GENERAL TERMS AND CONDITIONS PRODUCT MEDIA GROUP BV
Article 1 – Conditions of application
- These general terms and conditions apply to all agreements between PRODUCT MEDIA GROUP BV and the customer, to the exclusion of all, present or future, general terms and conditions of the customer, even when they state the contrary. In the event of a dispute, these terms and conditions therefore always prevail.
- Derogating clauses and/or supplements to these general terms and conditions are the particular conditions stated on the front of the invoice from PRODUCT MEDIA GROUP BV, on the order form or in the agreement between PRODUCT MEDIA GROUP BV and the customer.
Other derogating clauses and/or supplements to these general terms and conditions only apply to the extent that PRODUCT MEDIA GROUP BV has accepted them in advance and in writing and, moreover, they only amend these general terms and conditions with regard to the points that they explicitly concern. - Any possibly unlawful and/or null and void general term and condition of PRODUCT MEDIA GROUP BV never entails the non-applicability and/or nullity of the other general terms and conditions.
Article 2 – Quotation
- The offers made by PRODUCT MEDIA GROUP BV are only valid for the period indicated in the quotation. If no specific period is indicated, the validity is limited to 30 days from the date of the quotation concerned.
- The customer accepts slight differences between, on the one hand, the order on the basis of the documentation, the samples, the models and the demonstration of goods and, on the other hand, the delivery thereof whereby the former are only indicative and whereby the customer also waives any form of recourse in this respect.
- The customer also accepts a slight difference of the original colour ordered, both in terms of materials and printing, whereby the customer also waives any form of recourse in this respect.
- The customer additionally accepts a margin of plus or minus of 5% with regard to the quantity ordered and also accepts the associated change in the price and costs.
Article 3 – Delivery
- Unless otherwise agreed, delivery takes place at the registered office of PRODUCT MEDIA GROUP BV.

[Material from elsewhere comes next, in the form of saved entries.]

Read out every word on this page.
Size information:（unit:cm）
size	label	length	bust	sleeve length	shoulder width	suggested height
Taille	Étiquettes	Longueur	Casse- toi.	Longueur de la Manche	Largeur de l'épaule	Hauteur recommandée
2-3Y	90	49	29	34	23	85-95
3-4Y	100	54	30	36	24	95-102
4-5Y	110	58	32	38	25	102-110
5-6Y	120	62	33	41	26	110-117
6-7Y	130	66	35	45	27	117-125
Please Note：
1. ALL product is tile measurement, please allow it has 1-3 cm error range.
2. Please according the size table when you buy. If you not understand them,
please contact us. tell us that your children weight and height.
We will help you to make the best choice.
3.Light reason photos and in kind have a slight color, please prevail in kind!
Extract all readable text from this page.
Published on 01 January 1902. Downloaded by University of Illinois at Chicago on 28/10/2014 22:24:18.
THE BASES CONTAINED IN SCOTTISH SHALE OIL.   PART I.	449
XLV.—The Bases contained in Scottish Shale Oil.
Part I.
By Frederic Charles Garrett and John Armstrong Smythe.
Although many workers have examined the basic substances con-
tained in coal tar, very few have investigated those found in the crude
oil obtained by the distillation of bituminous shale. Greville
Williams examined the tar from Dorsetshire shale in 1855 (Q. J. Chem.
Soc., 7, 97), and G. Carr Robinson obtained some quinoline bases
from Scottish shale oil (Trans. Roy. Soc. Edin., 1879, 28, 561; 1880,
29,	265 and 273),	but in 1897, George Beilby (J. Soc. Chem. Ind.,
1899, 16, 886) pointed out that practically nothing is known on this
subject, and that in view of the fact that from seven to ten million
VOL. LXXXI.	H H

- Unless otherwise agreed, the prices provided by PRODUCT MEDIA GROUP BV include the packaging, the material delivery to the customer, the completion of customs formalities and the transport of the goods.
- Irrespective of the method of shipment or conditions that might deviate from the general conditions, the goods are always dispatched, packed, delivered, transported and brought through the customs at the customer’s risk with the result that from the moment of and during shipment the customer bears all responsibility for the loss, destruction, damage or disappearance of the goods.
- Unless otherwise agreed, the delivery term commences as from the agreement of the customer with the agreement, including agreement regarding proofs and samples (if applicable). However, if payment of an advance has been stipulated prior to the implementation of the agreement, in accordance with article 4.6, the delivery term only commences as from the receipt by PRODUCT MEDIA GROUP BV of the advance payment, regardless of the above.
- The agreed delivery and/or implementation terms are only approximate.
Only if strict observance of the delivery term has been explicitly stipulated as an essential condition vis-à-vis the customer must the parties respect the term, taking account of article 3.4 above.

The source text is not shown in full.